Uma das maiores reclamações de minha esposa é que, como gaúcho, eu saio da mesa para lavar louça quando recebemos convidados.
Eu pensava que estava agradando. Recolhia os pratos e não retornava até ensaboar e enxaguar os pratos, talheres e copos. Já aproveitava para passar o café e separar a sobremesa. Deixava a conversa da sala de estar como um radinho ligado no fundo de mim. Qualquer menção ao meu nome, tratava de aparecer no corredor para me defender. Em caso de não ser nomeado, tentava correr contra o tempo para me reinserir logo ao convívio.
Meu modo de ação é a saída à francesa, sem me despedir, sem estardalhaço. Eu me envaideço da invisibilidade. Procuro transmitir a noção de que fui rapidamente ao banheiro.
Minha criação é assim no pampa, lava-se tudo para não constranger as visitas com a pia lotada. Minha família acredita que o anfitrião deve prestar os serviços inteiros. Odeio quando alguém que acolhi em minha residência pega a esponja e o detergente. Para mim, é falta de respeito.
Já para o mineiro significa maus modos abandonar um papo pela metade. Até que venha o silêncio, não é possível se mexer. A voz e o lazer têm preferência sobre o serviço doméstico.
Beatriz fica escandalizada com o meu vaivém. Diz que passo a mensagem de que desejo que todo mundo vá embora, que apresso os passos do convívio, que gero uma pressa inconveniente.
Isso mesmo: ela me chama de inconveniente. É esse o adjetivo.
“Pare de ser inconveniente”.
E eu jurava que deixava o povo mais à vontade, prolongando a sua estada, dando conta do recado sozinho. Assim, ninguém precisaria se incomodar com nada, apenas gargalhar, comer e beber.
“Não se larga a mesa nunca. Depois cuidamos da cozinha. As pessoas notam a sua indisposição. Parece que tem outro compromisso.”
Nossa relação tem esse choque cultural. Ao final do dia, questiono se as pessoas gostaram do cardápio e ela sempre suspira:
“Pena que não curtiu junto”.
Nunca se sente completa, justamente pelo meu hábito de limpeza na hora.
Acho tão feio já ter se servido e os restos permanecerem à frente. Não consigo entender.
Eu ajo com a impessoalidade de um restaurante, ocupando simultaneamente os papéis de chef, garçom e auxiliar.

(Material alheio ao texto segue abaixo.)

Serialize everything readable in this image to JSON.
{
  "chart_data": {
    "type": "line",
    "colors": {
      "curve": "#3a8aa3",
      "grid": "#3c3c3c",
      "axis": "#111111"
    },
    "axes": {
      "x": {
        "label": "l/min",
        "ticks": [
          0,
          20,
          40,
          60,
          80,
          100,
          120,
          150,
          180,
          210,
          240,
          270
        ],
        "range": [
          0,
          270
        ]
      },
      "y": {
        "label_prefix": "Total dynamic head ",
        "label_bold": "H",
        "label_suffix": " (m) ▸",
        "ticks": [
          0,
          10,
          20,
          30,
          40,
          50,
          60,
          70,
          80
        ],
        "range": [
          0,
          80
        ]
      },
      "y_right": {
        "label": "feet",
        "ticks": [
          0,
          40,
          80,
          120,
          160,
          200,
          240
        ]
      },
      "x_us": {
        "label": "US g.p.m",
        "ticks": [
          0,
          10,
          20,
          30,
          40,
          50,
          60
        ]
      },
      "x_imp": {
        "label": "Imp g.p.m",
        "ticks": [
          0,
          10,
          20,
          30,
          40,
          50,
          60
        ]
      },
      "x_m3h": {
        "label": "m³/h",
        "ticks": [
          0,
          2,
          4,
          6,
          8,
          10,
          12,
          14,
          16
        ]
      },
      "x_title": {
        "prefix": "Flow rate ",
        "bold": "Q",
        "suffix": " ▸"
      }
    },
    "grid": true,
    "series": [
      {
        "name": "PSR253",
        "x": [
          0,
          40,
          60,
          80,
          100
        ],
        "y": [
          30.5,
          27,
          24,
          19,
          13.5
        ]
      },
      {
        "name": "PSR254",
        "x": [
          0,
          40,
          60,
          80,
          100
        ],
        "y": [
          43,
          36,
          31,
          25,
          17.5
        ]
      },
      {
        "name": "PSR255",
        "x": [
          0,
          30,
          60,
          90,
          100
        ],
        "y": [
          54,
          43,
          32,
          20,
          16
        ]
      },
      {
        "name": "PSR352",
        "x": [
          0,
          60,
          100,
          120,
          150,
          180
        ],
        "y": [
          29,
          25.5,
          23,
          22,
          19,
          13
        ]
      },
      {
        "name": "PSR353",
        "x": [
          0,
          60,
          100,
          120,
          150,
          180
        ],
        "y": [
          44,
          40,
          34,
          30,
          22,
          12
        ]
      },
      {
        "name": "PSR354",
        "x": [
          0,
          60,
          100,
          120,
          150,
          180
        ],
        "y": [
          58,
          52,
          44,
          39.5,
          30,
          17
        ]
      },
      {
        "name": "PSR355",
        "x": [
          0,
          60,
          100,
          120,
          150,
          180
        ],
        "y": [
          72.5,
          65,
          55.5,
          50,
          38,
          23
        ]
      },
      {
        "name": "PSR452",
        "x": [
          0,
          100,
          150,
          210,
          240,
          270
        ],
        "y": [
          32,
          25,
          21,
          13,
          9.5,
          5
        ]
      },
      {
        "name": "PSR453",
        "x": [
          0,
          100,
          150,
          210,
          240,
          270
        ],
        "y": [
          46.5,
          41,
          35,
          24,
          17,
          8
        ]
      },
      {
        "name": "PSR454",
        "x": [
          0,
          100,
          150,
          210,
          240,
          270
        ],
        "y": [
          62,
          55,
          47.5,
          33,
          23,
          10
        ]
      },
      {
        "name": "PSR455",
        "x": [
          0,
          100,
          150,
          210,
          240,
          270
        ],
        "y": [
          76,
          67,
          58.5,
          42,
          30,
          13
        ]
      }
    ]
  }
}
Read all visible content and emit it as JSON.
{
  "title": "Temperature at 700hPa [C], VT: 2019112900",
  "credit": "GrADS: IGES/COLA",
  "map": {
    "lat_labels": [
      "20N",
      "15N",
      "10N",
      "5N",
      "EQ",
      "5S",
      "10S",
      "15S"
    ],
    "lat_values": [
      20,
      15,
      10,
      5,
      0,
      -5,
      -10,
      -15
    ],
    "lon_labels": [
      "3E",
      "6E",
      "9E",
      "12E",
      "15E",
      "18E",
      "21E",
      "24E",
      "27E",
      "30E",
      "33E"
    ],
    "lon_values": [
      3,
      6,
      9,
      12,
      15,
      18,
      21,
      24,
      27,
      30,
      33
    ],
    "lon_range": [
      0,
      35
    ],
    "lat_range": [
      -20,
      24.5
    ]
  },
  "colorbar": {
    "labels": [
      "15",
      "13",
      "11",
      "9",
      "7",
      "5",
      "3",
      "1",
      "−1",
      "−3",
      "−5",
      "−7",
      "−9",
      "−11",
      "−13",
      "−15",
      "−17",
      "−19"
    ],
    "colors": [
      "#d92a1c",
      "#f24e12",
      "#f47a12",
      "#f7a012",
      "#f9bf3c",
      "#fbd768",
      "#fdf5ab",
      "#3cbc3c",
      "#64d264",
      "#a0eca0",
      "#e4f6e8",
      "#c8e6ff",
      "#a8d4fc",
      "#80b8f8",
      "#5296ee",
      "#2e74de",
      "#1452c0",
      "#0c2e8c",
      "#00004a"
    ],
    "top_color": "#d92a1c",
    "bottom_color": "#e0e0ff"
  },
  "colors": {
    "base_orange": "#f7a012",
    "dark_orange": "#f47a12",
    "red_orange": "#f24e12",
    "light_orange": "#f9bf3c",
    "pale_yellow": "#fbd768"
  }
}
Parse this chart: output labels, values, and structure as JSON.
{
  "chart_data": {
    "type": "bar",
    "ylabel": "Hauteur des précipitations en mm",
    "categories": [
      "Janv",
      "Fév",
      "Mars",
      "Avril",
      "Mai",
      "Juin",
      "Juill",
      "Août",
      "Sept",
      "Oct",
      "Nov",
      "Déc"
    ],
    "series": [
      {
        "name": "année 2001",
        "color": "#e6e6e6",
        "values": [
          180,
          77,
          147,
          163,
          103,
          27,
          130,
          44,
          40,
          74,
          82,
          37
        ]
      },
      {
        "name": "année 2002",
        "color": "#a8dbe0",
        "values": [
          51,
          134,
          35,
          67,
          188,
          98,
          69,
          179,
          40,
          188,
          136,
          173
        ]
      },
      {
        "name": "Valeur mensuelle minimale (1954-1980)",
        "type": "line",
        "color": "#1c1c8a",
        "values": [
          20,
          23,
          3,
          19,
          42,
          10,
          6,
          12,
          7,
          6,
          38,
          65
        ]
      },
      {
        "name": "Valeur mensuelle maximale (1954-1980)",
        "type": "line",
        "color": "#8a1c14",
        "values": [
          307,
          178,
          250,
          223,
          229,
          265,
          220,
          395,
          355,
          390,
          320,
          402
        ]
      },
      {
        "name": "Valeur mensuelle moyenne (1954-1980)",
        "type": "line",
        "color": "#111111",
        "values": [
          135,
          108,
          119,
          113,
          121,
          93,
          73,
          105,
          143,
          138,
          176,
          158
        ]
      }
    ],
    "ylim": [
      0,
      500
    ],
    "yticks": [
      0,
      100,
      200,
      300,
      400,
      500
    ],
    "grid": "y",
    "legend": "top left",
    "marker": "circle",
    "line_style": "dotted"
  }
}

Minha ambição é conquistar uma estrela do Michelin com o suor do meu rosto. Não devo ser beneficiado pela situação. Não serei preguiçoso para me esbaldar na cadeira e não me preocupar com o rigor do tratamento oferecido aos amigos e familiares.
Já, no entendimento mineiro, o anfitrião ofereceu a casa e a comida, está de bom tamanho. As visitas fazem questão de ajudar, de recolher as travessas e as vasilhas, de limpar e guardar os objetos. Recompensam o conforto do momento com o trabalho braçal.
Ocorre uma inversão do meu padrão de comportamento: os donos da casa são mimados, cortejados, festejados. Não podem largar a cabeceira da atenção e se distraírem com afazeres.
O que vale é a alegria da imobilidade, marcar posição com piadas e causos, agradecer a proximidade dos cotovelos, comover-se com a presença espirituosa.
E que os ossos e os cascos das garrafas fiquem empilhados até o anoitecer, até o momento em que a turma começa a planejar o jantar em animado mutirão.
Banquete em Minas é acampamento, farofada, é a vida cheia até transbordar, até a lâmina da lua cortar as nuvens.